Voilà une manière bien physique d’exprimer l’œuvre du Saint-Esprit au moment de la conception virginale de Marie !
Dans son œuvre Vita, celle qui se sent prophétesse affirme : Un peu plus tard je vis une vision merveilleuse et mystique : tous mes organes intérieurs furent bouleversés et les sensations de mon corps s’éteignirent. Dans cette même œuvre, Hildegarde fait l’aveu de porter un fort amour à une noble nonne qui vivait à ses côtés. On sait que l’objet de cette affection vive et avouée se nomme Richardis von Stade.
Richardis, de plus de vingt ans la cadette d’Hildegarde, avait vécu d’autant plus proche de sa supérieure qu’elle l’aidait dans la rédaction de ses écrits. L’étroite communion entre les deux femmes se brise quand Richardis entend quitter son éducatrice afin de devenir abbesse de son propre monastère. Son frère Hartwig, personnage politique puissant et archevêque de Brême, la soutient dans la réalisation de ce projet à Bassum.
En 2006, Joseph Baird publiait une édition commentée de la correspondance de la mystique visionnaire avec Hartwig. Un important chapitre reprend le courrier qu’Hildegarde a adressé à des prélats et aussi à des membres de la famille de Richardis.
Cependant entre les lignes il apparaît clairement qu’Hildegarde veut faire passer pour l’expression d’un amour filial la réelle passion qui la liait à sa cadette et qu’elle tentera par tous les moyens de la faire revenir auprès d’elle.
Ces lettres à Hartwig pour le supplier de convaincre sa sœur Richardis sont poignantes malgré une tournure religieuse. Parfois une rancœur très humaine submerge Hildegarde au point de lui faire écrire que Richardis n’a pas voulu fonder une maison religieuse pour la gloire de Dieu, mais pour satisfaire son propre orgueil.
Car outre le fait que Richardis a pris son envol, elle se retrouve désormais à la tête d’une communauté dont le rang est supérieur à celle de son ancienne maîtresse. Hildegarde ira même jusqu’à adresser une missive au pape pour récupérer Richardis, qui n’entend pas revenir auprès d’Hildegarde même si cette dernière lui affirme que cette demande émane de la volonté de Dieu.
Rien n’y fait. Hartwig, sans doute excédé de voir sa sœur Richardis ainsi sans cesse relancée, finira par écrire à l’archevêque de Mayence afin qu’il fasse entendre raison à Hildegarde qui dépend de son autorité. Malgré une feinte résignation, après toutes ses démarches inutiles, Hildegarde semble n’avoir jamais abandonné l’idée de retrouver Richardis. Celle-ci meurt très peu de temps après leur séparation.
Hartwig, dans une lettre poignante annonce alors le décès de sa sœur à Hildegarde.
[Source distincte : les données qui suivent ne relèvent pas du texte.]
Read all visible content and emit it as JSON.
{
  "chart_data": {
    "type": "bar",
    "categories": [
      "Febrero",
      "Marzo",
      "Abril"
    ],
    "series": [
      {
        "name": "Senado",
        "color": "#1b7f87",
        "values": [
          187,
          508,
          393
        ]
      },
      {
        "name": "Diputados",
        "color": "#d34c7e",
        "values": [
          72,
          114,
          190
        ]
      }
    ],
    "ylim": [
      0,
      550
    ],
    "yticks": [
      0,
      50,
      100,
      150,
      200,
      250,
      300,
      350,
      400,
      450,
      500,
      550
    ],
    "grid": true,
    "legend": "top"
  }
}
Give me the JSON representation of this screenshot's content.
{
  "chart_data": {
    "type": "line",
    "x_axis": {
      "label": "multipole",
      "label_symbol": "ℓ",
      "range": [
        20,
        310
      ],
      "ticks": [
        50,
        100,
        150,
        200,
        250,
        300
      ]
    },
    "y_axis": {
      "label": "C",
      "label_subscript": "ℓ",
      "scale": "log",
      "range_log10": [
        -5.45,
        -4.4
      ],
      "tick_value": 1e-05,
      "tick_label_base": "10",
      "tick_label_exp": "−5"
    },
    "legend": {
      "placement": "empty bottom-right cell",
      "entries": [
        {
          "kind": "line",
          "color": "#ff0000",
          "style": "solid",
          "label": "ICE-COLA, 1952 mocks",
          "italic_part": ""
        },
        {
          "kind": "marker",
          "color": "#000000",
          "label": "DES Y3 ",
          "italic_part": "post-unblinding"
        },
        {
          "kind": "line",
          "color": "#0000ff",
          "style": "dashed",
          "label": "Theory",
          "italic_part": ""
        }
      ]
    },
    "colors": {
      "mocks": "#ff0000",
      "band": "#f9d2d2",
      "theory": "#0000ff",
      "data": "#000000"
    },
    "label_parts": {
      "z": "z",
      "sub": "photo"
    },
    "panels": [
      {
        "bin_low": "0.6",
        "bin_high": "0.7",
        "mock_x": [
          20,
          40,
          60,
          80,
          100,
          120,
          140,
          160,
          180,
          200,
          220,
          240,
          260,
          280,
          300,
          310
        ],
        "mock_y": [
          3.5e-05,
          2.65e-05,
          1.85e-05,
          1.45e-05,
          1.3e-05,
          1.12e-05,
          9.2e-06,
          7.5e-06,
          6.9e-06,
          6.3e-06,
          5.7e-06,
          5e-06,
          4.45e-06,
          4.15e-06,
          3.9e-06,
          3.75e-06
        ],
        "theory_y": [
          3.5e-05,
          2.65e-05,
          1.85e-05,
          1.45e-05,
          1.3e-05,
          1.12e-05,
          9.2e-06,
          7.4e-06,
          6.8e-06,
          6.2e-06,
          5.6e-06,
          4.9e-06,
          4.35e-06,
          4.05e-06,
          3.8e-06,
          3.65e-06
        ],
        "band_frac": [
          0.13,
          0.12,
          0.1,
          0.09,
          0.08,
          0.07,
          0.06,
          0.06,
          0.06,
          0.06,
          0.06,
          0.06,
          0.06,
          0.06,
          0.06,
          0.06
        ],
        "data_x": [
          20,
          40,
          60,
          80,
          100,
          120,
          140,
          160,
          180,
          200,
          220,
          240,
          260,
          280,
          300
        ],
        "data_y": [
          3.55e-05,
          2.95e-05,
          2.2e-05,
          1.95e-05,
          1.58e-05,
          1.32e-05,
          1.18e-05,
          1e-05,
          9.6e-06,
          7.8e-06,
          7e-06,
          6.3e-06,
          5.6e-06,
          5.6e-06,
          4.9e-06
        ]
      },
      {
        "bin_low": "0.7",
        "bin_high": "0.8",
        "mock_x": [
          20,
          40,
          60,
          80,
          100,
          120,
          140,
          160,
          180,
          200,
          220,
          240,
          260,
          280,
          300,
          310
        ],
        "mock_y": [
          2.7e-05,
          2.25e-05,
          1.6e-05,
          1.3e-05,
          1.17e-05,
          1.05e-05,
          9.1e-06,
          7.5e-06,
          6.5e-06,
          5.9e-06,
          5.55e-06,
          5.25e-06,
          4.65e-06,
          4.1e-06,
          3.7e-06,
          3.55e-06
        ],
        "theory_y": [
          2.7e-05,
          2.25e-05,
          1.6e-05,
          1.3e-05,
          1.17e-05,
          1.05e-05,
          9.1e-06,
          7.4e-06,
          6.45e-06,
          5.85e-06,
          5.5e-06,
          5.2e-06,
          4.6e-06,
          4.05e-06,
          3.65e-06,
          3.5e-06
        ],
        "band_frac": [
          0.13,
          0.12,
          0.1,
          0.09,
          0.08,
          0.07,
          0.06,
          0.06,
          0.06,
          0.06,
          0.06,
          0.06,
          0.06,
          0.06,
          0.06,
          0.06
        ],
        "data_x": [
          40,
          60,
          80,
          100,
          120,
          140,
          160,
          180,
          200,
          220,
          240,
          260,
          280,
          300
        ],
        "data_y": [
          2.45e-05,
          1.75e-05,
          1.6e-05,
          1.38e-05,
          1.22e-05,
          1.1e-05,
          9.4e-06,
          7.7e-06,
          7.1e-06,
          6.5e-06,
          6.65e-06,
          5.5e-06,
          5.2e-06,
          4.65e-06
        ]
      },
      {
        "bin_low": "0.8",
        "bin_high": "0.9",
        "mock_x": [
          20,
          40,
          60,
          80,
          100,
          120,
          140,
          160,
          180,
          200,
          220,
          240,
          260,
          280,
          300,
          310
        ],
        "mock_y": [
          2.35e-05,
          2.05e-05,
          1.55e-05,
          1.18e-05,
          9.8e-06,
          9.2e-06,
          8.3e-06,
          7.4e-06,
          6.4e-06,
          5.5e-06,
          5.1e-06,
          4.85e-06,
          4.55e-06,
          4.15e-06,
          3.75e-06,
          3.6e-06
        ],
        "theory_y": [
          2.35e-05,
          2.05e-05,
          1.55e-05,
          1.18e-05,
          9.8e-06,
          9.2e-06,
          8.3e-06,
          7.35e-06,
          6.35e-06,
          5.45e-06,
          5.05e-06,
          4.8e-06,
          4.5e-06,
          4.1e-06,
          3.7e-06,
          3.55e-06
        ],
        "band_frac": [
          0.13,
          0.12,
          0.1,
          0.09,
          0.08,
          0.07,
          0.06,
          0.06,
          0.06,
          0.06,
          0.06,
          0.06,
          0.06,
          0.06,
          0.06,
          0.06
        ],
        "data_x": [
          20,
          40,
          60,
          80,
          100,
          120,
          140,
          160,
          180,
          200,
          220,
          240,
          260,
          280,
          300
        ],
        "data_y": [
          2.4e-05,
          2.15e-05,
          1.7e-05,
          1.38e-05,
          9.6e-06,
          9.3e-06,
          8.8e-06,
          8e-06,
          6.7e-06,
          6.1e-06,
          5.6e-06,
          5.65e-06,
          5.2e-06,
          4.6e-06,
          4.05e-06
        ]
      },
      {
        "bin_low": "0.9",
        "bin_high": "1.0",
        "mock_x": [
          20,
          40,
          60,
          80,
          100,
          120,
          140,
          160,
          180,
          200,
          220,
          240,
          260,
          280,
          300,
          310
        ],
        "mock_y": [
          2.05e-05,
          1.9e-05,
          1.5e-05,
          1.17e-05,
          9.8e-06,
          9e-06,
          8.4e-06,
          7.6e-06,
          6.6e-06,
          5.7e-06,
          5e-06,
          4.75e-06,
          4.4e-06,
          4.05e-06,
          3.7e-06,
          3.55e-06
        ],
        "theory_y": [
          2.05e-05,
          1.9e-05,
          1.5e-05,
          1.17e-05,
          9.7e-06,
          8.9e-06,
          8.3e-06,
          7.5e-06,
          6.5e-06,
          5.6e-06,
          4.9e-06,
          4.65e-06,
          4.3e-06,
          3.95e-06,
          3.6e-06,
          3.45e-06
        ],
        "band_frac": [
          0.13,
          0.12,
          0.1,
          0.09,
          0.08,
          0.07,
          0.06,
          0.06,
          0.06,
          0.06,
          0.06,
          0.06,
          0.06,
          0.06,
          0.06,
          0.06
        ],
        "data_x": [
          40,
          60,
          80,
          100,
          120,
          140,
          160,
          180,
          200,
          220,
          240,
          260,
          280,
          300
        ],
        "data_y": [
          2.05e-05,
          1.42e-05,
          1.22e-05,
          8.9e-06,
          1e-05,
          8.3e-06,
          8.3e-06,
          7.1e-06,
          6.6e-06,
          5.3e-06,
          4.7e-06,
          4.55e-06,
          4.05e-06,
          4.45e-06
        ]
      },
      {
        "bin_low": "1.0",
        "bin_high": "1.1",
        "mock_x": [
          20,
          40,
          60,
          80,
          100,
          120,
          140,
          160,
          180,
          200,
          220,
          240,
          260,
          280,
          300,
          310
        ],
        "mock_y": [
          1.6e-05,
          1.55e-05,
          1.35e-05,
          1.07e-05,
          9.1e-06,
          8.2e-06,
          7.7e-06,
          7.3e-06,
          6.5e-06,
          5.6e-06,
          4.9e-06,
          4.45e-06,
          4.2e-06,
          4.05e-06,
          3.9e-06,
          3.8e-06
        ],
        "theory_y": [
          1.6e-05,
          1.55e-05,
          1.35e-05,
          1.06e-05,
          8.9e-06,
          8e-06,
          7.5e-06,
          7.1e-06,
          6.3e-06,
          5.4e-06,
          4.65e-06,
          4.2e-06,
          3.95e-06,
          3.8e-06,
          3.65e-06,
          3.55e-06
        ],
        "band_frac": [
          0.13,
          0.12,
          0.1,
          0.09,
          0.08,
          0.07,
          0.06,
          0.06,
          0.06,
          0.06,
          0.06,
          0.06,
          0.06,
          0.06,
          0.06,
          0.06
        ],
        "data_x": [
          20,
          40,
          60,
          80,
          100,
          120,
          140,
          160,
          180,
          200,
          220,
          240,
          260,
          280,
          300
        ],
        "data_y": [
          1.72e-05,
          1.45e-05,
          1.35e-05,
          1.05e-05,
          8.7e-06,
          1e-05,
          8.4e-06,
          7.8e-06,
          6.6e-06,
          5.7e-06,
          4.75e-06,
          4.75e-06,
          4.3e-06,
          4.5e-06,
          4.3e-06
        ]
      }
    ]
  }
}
Sans doute mu par la pitié qu’il éprouve pour l’abbesse vieillissante et délaissée, il affirme que si la mort n’avait pas ravi Richardis, celle-ci serait revenue la voir dès qu’elle en aurait eu l’opportunité.
Longtemps on a préféré voir dans la peine d’Hildegarde celle d’une mère plutôt que celle d’une amante blessée par l’abandon de Richardis à qui elle vouait une réelle passion. Que cet amour soit platonique ou charnel restera sans doute le secret des deux femmes.
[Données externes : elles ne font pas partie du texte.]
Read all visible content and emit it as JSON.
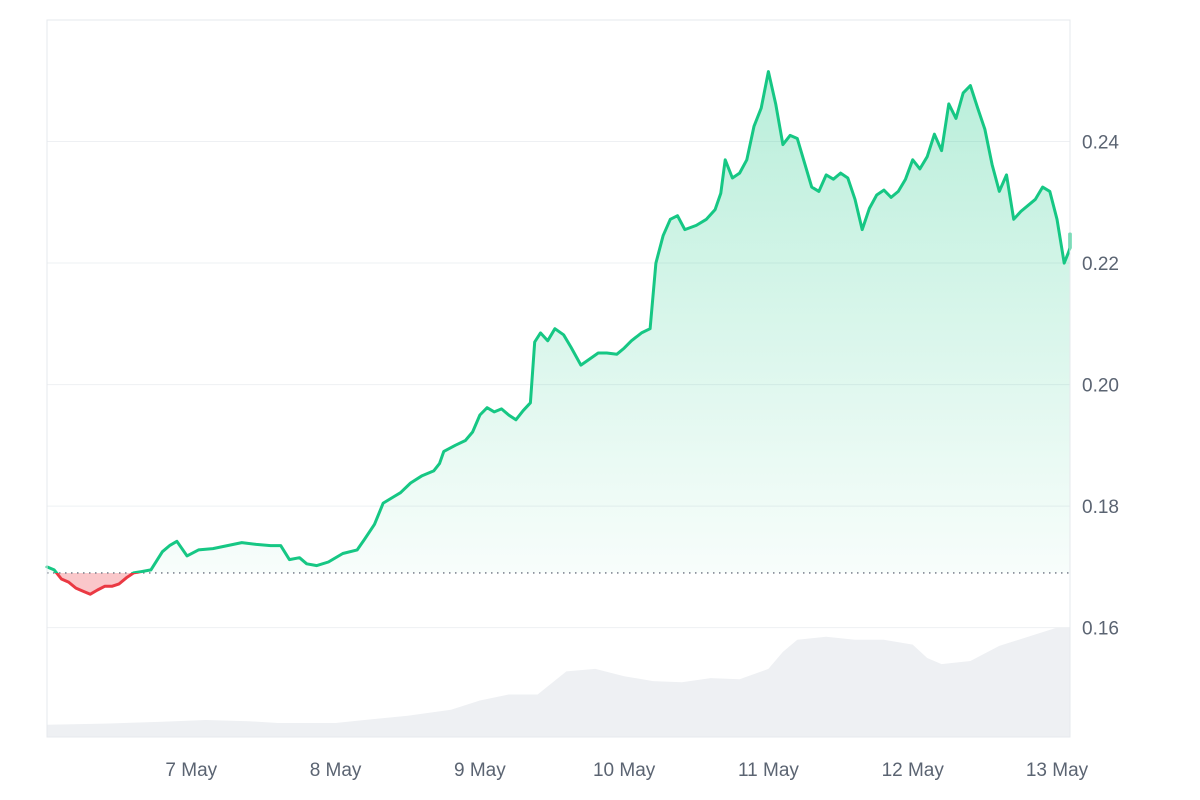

Au cours de l’Histoire, plusieurs papes tentèrent, en vain, de faire béatifier ou sanctifier Hildegarde de Bingen. Cependant en 2012, Benoît XVI fera d’Hildegarde un Docteur de l’Église, la quatrième à obtenir cet honneur après Catherine de Sienne, Thérèse d’Avila et Thérèse de Lisieux. Car même si Hildegarde parle du plaisir féminin elle ne l’envisage, selon ses laudateurs catholiques, que dans le cadre hétérosexuel du mariage en vue de la procréation. Elle passe même comme une bonne homophobe fustigeant vertement les gens qui s’adonnent au plaisir de la chair sans but de procréation.